It is customary that on the eve of the holy month of Ramadan in particular and at every religious celebration in general, markets, supermarkets and other commercial spaces are crowded. For the month of fasting, attendance at the stalls, especially for those relating to food products, is at its peak. Despite the fact that this Ramadan is marked by an unusual context of inflation and despite the decline in the purchasing power of a large part of our fellow citizens, Moroccans do not prevent themselves from buying.
If Ramadan is known to be a month with a sharp increase in food consumption, it also rhymes with food waste. According to studies by the International Center for Advanced Mediterranean Agronomic Studies (CIHEAM) and the FAO, nearly half of Moroccans (45.1%), in good or bad years, throw away between 6 and 51 dollars per month, or about 60 to 500 DH, during the holy month. In North Africa on average 210 kilos are wasted per individual in one year. 85% are by the producer or trader and 15% by the consumer. The Food and Agriculture Organization of the United Nations (FAO) deplores the fact that “every Moroccan puts 91 kg of food in the trash every year”, while 2/3 of households spend below the average. . Also according to the FAO, each year, a third of the food produced in the world is lost or wasted, while nearly a billion people do not have enough to eat.

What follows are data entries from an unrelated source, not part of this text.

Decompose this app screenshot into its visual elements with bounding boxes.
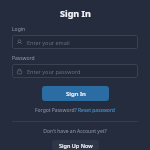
staticText: Enter your email xyxy=(27,39,70,46)
button[interactable]: Enter your email xyxy=(12,35,138,49)
button[interactable]: Sign Up Now xyxy=(52,140,99,150)
button[interactable]: Reset password xyxy=(78,107,115,114)
staticText: Sign In xyxy=(60,7,91,19)
staticText: Sign Up Now xyxy=(59,142,93,149)
staticText: Reset password xyxy=(78,107,115,114)
staticText: Password xyxy=(12,55,35,62)
staticText: Forgot Password? xyxy=(35,107,78,114)
staticText: Login xyxy=(12,26,26,33)
staticText: Don't have an Account yet? xyxy=(43,128,107,135)
staticText: Sign In xyxy=(66,90,86,98)
button[interactable]: Sign In xyxy=(42,86,109,101)
button[interactable]: Enter your password xyxy=(12,64,138,78)
staticText: Enter your password xyxy=(27,68,81,75)
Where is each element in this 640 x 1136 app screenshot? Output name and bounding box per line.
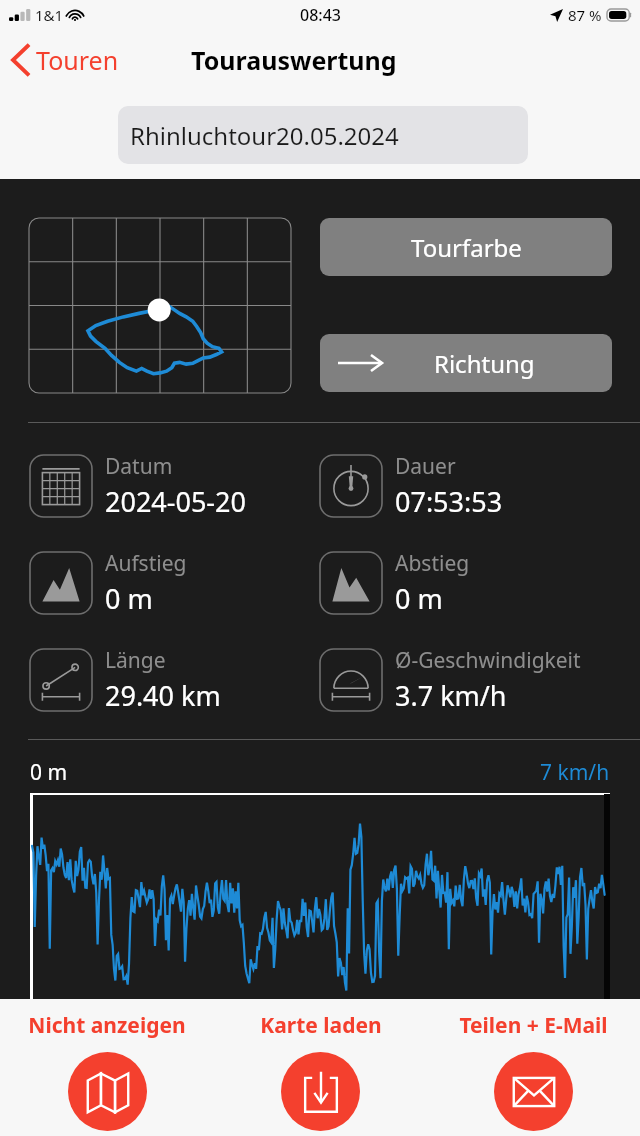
staticText: Karte laden bbox=[260, 1011, 382, 1040]
button[interactable]: Tourkarte bbox=[29, 218, 291, 393]
staticText: Nicht anzeigen bbox=[28, 1011, 186, 1040]
button[interactable]: Abstieg bbox=[320, 549, 620, 617]
staticText: 08:43 bbox=[300, 4, 341, 26]
staticText: Touren bbox=[36, 43, 119, 77]
staticText: Aufstieg bbox=[105, 549, 187, 578]
button[interactable]: Ø-Geschwindigkeit bbox=[320, 646, 620, 714]
button[interactable]: Teilen + E-Mail bbox=[427, 999, 640, 1136]
staticText: Ø-Geschwindigkeit bbox=[395, 646, 581, 675]
staticText: 87 % bbox=[568, 5, 602, 25]
staticText: Richtung bbox=[434, 347, 535, 380]
staticText: Tourfarbe bbox=[411, 231, 522, 264]
staticText: 29.40 km bbox=[105, 677, 221, 714]
staticText: Rhinluchtour20.05.2024 bbox=[130, 119, 399, 152]
button[interactable]: Aufstieg bbox=[30, 549, 320, 617]
other: Teilen + E-Mail bbox=[494, 1052, 573, 1131]
staticText: 1&1 bbox=[35, 5, 64, 25]
staticText: Dauer bbox=[395, 452, 456, 481]
staticText: 0 m bbox=[105, 580, 153, 617]
staticText: Länge bbox=[105, 646, 166, 675]
staticText: 7 km/h bbox=[540, 758, 610, 787]
staticText: Abstieg bbox=[395, 549, 470, 578]
staticText: 3.7 km/h bbox=[395, 677, 507, 714]
staticText: 0 m bbox=[395, 580, 443, 617]
button[interactable]: Datum bbox=[30, 452, 320, 520]
staticText: Teilen + E-Mail bbox=[459, 1011, 608, 1040]
button[interactable]: Dauer bbox=[320, 452, 620, 520]
button[interactable]: Richtung bbox=[320, 334, 612, 392]
staticText: 0 m bbox=[30, 758, 68, 787]
staticText: 07:53:53 bbox=[395, 483, 503, 520]
other: Karte laden bbox=[281, 1052, 360, 1131]
button[interactable]: Tourfarbe bbox=[320, 218, 612, 276]
button[interactable]: Nicht anzeigen bbox=[0, 999, 214, 1136]
button[interactable]: Rhinluchtour20.05.2024 bbox=[118, 106, 528, 164]
staticText: Datum bbox=[105, 452, 173, 481]
other: Nicht anzeigen bbox=[68, 1052, 147, 1131]
button[interactable]: Karte laden bbox=[214, 999, 427, 1136]
staticText: 2024-05-20 bbox=[105, 483, 246, 520]
button[interactable]: Touren bbox=[0, 39, 127, 81]
staticText: Tourauswertung bbox=[191, 43, 397, 77]
button[interactable]: Länge bbox=[30, 646, 320, 714]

But let’s go back to this month of Lent, where waste is on the rise and where even noble products are thrown in the trash. However, Ramadan is intended to be a sacred and spiritual month and an opportunity for families to strengthen social ties by meeting each evening around the table. It is also and by way of facts a month of gluttony and unfortunately of waste. What is thrown away impacts the shopping basket, the state economy and natural resources and represents a risk for the environment because it is not treated.

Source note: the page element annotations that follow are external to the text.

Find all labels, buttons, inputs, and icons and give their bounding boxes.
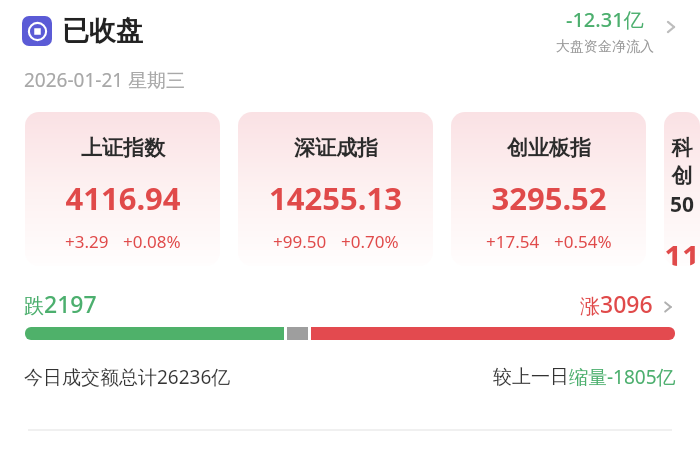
staticText: +0.54% — [554, 230, 612, 253]
staticText: +99.50 — [273, 230, 327, 253]
button[interactable]: Market status — [22, 16, 52, 46]
button[interactable]: 科创50 — [664, 112, 700, 266]
staticText: +3.29 — [65, 230, 109, 253]
button[interactable]: 涨跌家数详情 — [580, 288, 678, 319]
staticText: 缩量-1805亿 — [569, 364, 676, 390]
staticText: 4116.94 — [65, 177, 181, 219]
staticText: 创业板指 — [507, 135, 591, 161]
button[interactable]: 今日成交额总计26236亿 — [24, 364, 231, 390]
staticText: 跌 — [24, 294, 44, 319]
button[interactable]: 跌 — [24, 288, 97, 319]
staticText: 较上一日 — [493, 365, 569, 389]
staticText: 已收盘 — [62, 14, 143, 48]
button[interactable]: 较上一日 — [493, 364, 676, 390]
staticText: -12.31亿 — [566, 6, 644, 33]
button[interactable]: 上证指数 — [25, 112, 220, 266]
button[interactable]: 创业板指 — [451, 112, 646, 266]
staticText: 科创50 — [664, 135, 700, 219]
staticText: 14255.13 — [269, 177, 402, 219]
staticText: 2026-01-21 星期三 — [24, 67, 186, 93]
staticText: 上证指数 — [81, 135, 165, 161]
button[interactable]: 深证成指 — [238, 112, 433, 266]
staticText: 3295.52 — [491, 177, 607, 219]
button[interactable] — [25, 327, 675, 340]
staticText: 大盘资金净流入 — [556, 38, 654, 56]
staticText: 深证成指 — [294, 135, 378, 161]
button[interactable]: 大盘资金净流入详情 — [550, 6, 684, 56]
staticText: 2197 — [44, 288, 97, 319]
staticText: +0.70% — [341, 230, 399, 253]
staticText: +17.54 — [486, 230, 540, 253]
staticText: 1180.22 — [664, 235, 700, 266]
staticText: +0.08% — [123, 230, 181, 253]
staticText: 3096 — [600, 288, 653, 319]
staticText: 涨 — [580, 294, 600, 319]
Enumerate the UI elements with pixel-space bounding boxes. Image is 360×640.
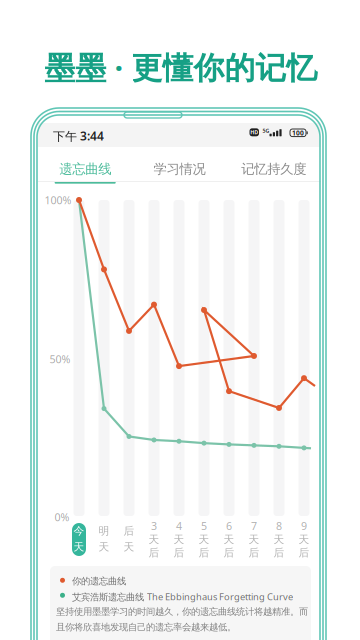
button[interactable]: 8 <box>268 522 290 556</box>
staticText: 5 <box>201 519 207 533</box>
staticText: 天 <box>174 533 184 546</box>
button[interactable]: 今 <box>68 522 90 556</box>
button[interactable]: 5 <box>193 522 215 556</box>
staticText: 后 <box>298 546 310 559</box>
staticText: 艾宾浩斯遗忘曲线 The Ebbinghaus Forgetting Curve <box>72 590 293 603</box>
staticText: 4 <box>176 519 182 533</box>
staticText: 今 <box>74 524 84 538</box>
staticText: 3 <box>151 519 157 533</box>
staticText: 天 <box>74 540 84 554</box>
button[interactable]: 学习情况 <box>132 147 227 182</box>
staticText: 下午 3:44 <box>53 128 104 144</box>
staticText: HD <box>250 129 258 136</box>
button[interactable]: 3 <box>143 522 165 556</box>
staticText: 你的遗忘曲线 <box>72 576 126 587</box>
staticText: 天 <box>98 540 110 554</box>
staticText: 0% <box>54 510 70 524</box>
staticText: 50% <box>50 352 70 366</box>
staticText: 遗忘曲线 <box>59 161 111 177</box>
staticText: 学习情况 <box>154 161 206 177</box>
staticText: 后 <box>124 524 134 538</box>
staticText: 天 <box>298 533 310 546</box>
staticText: 9 <box>301 519 307 533</box>
staticText: 7 <box>251 519 257 533</box>
staticText: 后 <box>274 546 284 559</box>
button[interactable]: 9 <box>293 522 315 556</box>
staticText: 天 <box>148 533 160 546</box>
staticText: 100% <box>44 193 72 207</box>
button[interactable]: 4 <box>168 522 190 556</box>
staticText: 天 <box>224 533 234 546</box>
staticText: 后 <box>224 546 234 559</box>
staticText: 后 <box>198 546 210 559</box>
button[interactable]: 遗忘曲线 <box>38 147 132 182</box>
staticText: 坚持使用墨墨学习的时间越久，你的遗忘曲线统计将越精准。而 <box>56 606 308 618</box>
staticText: 且你将欣喜地发现自己的遗忘率会越来越低。 <box>56 622 236 633</box>
staticText: 后 <box>248 546 260 559</box>
staticText: 墨墨 · 更懂你的记忆 <box>44 47 318 87</box>
button[interactable]: 后 <box>118 522 140 556</box>
button[interactable]: 6 <box>218 522 240 556</box>
button[interactable]: 记忆持久度 <box>227 147 321 182</box>
staticText: 8 <box>276 519 282 533</box>
staticText: 6 <box>226 519 232 533</box>
button[interactable]: 明 <box>93 522 115 556</box>
staticText: 后 <box>148 546 160 559</box>
staticText: 天 <box>248 533 260 546</box>
staticText: 后 <box>174 546 184 559</box>
staticText: 明 <box>98 524 110 538</box>
staticText: 100 <box>292 128 304 137</box>
staticText: 5G <box>262 127 270 134</box>
staticText: 天 <box>198 533 210 546</box>
button[interactable]: 7 <box>243 522 265 556</box>
staticText: 记忆持久度 <box>241 161 306 177</box>
staticText: 天 <box>274 533 284 546</box>
staticText: 天 <box>124 540 134 554</box>
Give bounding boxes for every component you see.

However, food waste, which surges during Ramadan as consumer habits change during this holy month, begins with the frenzy of shopping at all costs to prepare for it. Our traditions and customs create an increased demand for various products, hence a consumption culture specific to this month and which is sometimes quite excessive. Especially since during the month of Ramadan, more than the others, our authorities have always ensured that the national market is supplied with a “considerable” quantity of widely consumed food products and those specific to this holy month. .

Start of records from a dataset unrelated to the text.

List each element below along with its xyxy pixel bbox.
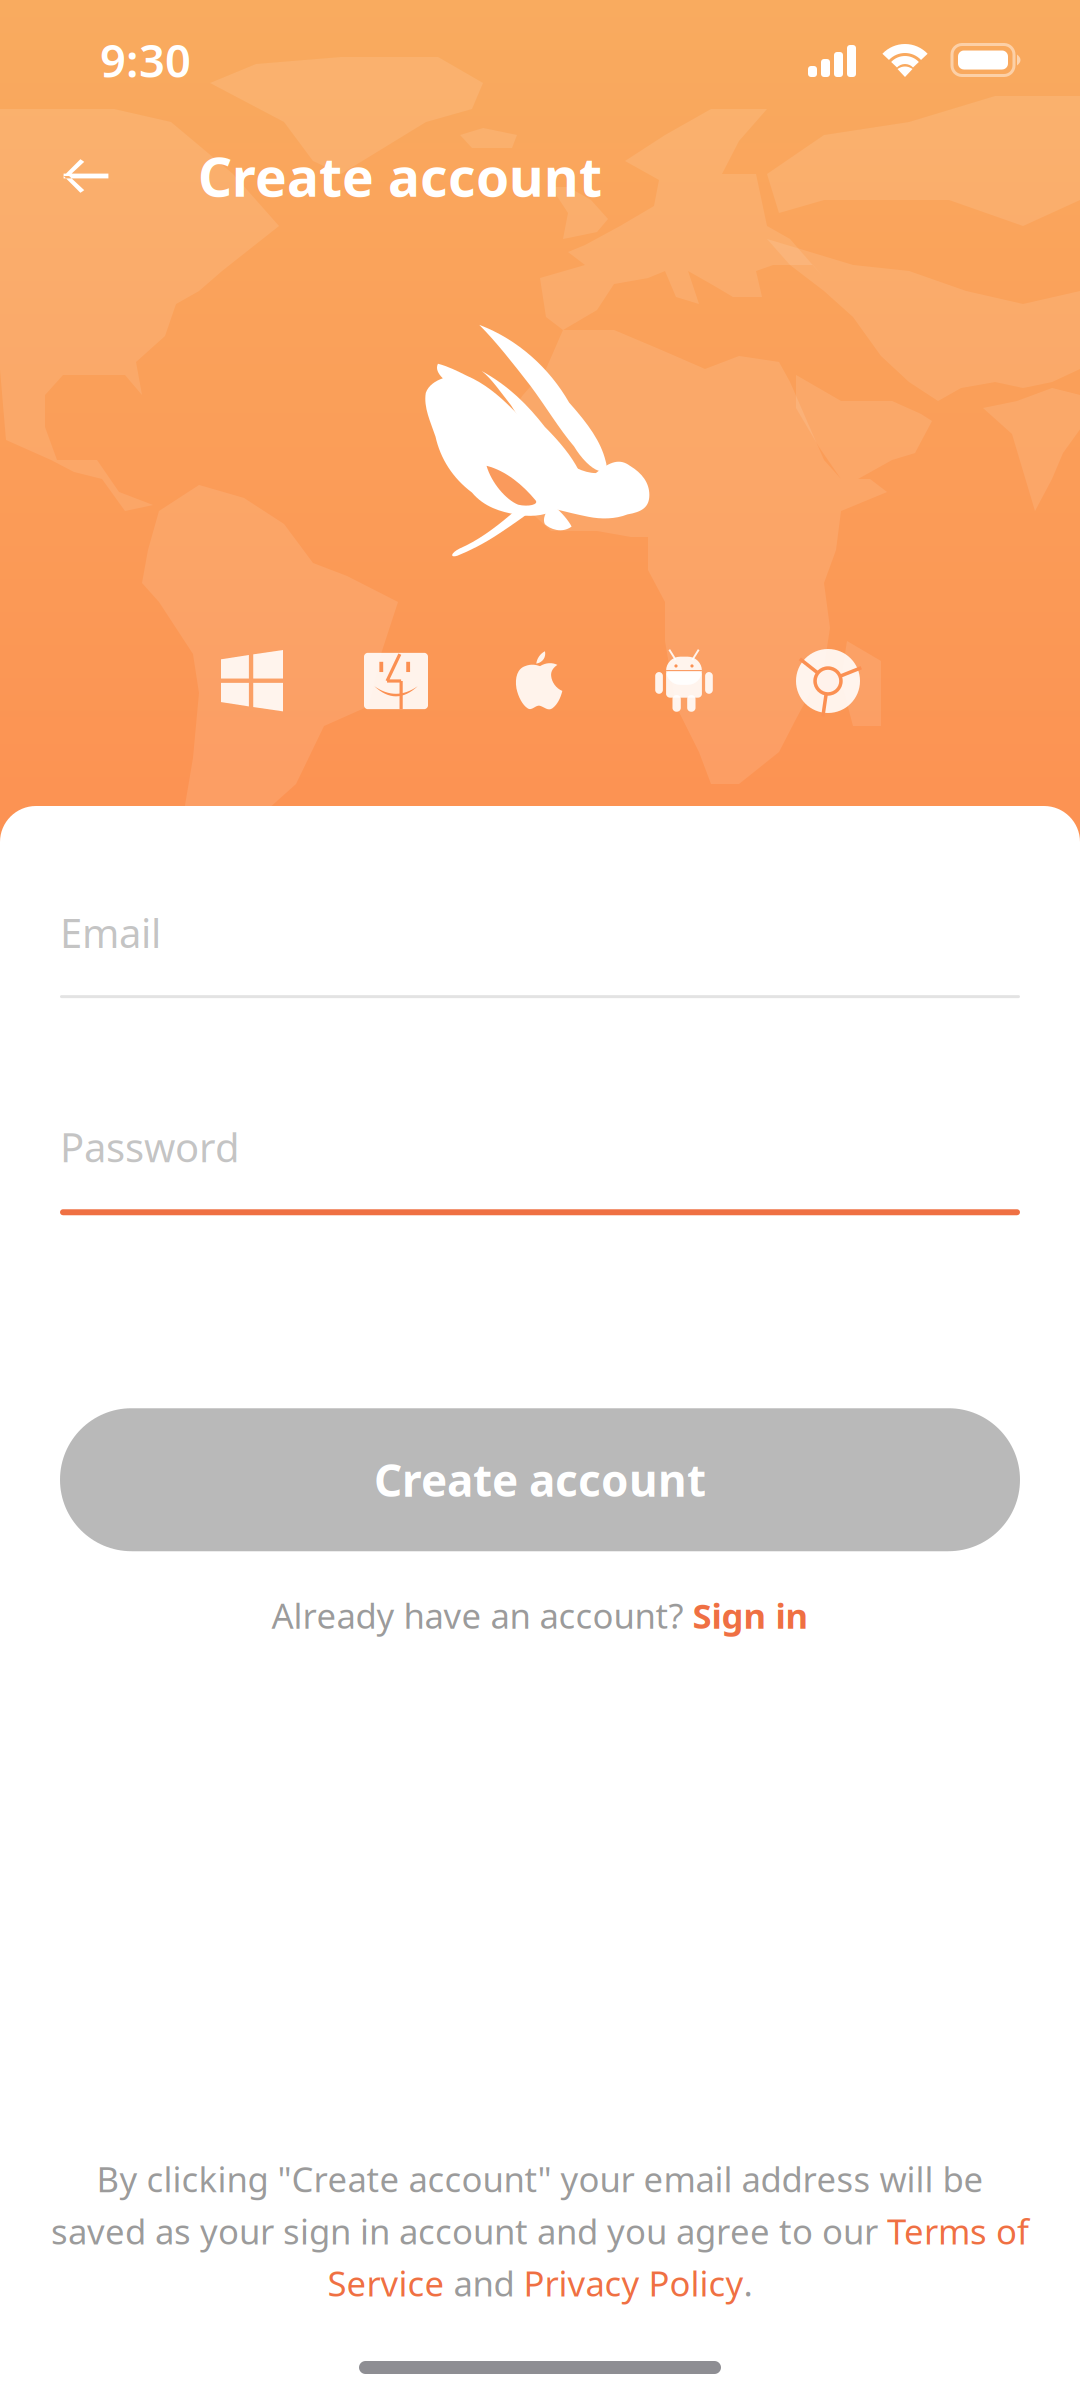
staticText: Privacy Policy [524, 2260, 744, 2306]
staticText: By clicking "Create account" your email … [96, 2156, 984, 2202]
button[interactable]: Service [328, 2260, 444, 2306]
staticText: Sign in [692, 1592, 808, 1638]
staticText: Create account [198, 141, 602, 211]
staticText: Service [328, 2260, 444, 2306]
staticText: Create account [374, 1450, 706, 1509]
staticText: saved as your sign in account and you ag… [51, 2208, 887, 2254]
button[interactable]: Privacy Policy [524, 2260, 744, 2306]
button[interactable]: Back [30, 120, 142, 232]
button[interactable]: Already have an account? [60, 1585, 1020, 1645]
staticText: . [744, 2260, 752, 2306]
button[interactable]: Create account [60, 1408, 1020, 1551]
staticText: and [444, 2260, 524, 2306]
button[interactable]: Terms of [887, 2208, 1029, 2254]
staticText: Terms of [887, 2208, 1029, 2254]
staticText: Password [60, 1120, 240, 1173]
staticText: 9:30 [100, 30, 191, 90]
staticText: Email [60, 906, 161, 959]
staticText: Already have an account? [272, 1592, 692, 1638]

Also a total upheaval grips consumers on the eve of Ramadan and the pace of purchases accelerates dizzily and we no longer really control our budget. We then witness among Moroccan consumers a buying frenzy in food and even household appliances so much so that it crosses without shuddering the threshold of what the stock market can usually tolerate. And go ahead that I rush and to hell with the financial damage to the stalls of flour, tomato, eggs, milk, spices … or that I find myself buying bowls and spoons, even an oven or even a TV, to ward off fate and predict Ramadan Karim. Consuming excessively and buying profusely is good only morally. However, it would be wiser to adopt rigor and vigilance in the face of this bulimia to this phenomenon which can prove harmful both for the stock market and for health during Ramadan when unfortunately gastric diseases are more frequent than at all year round.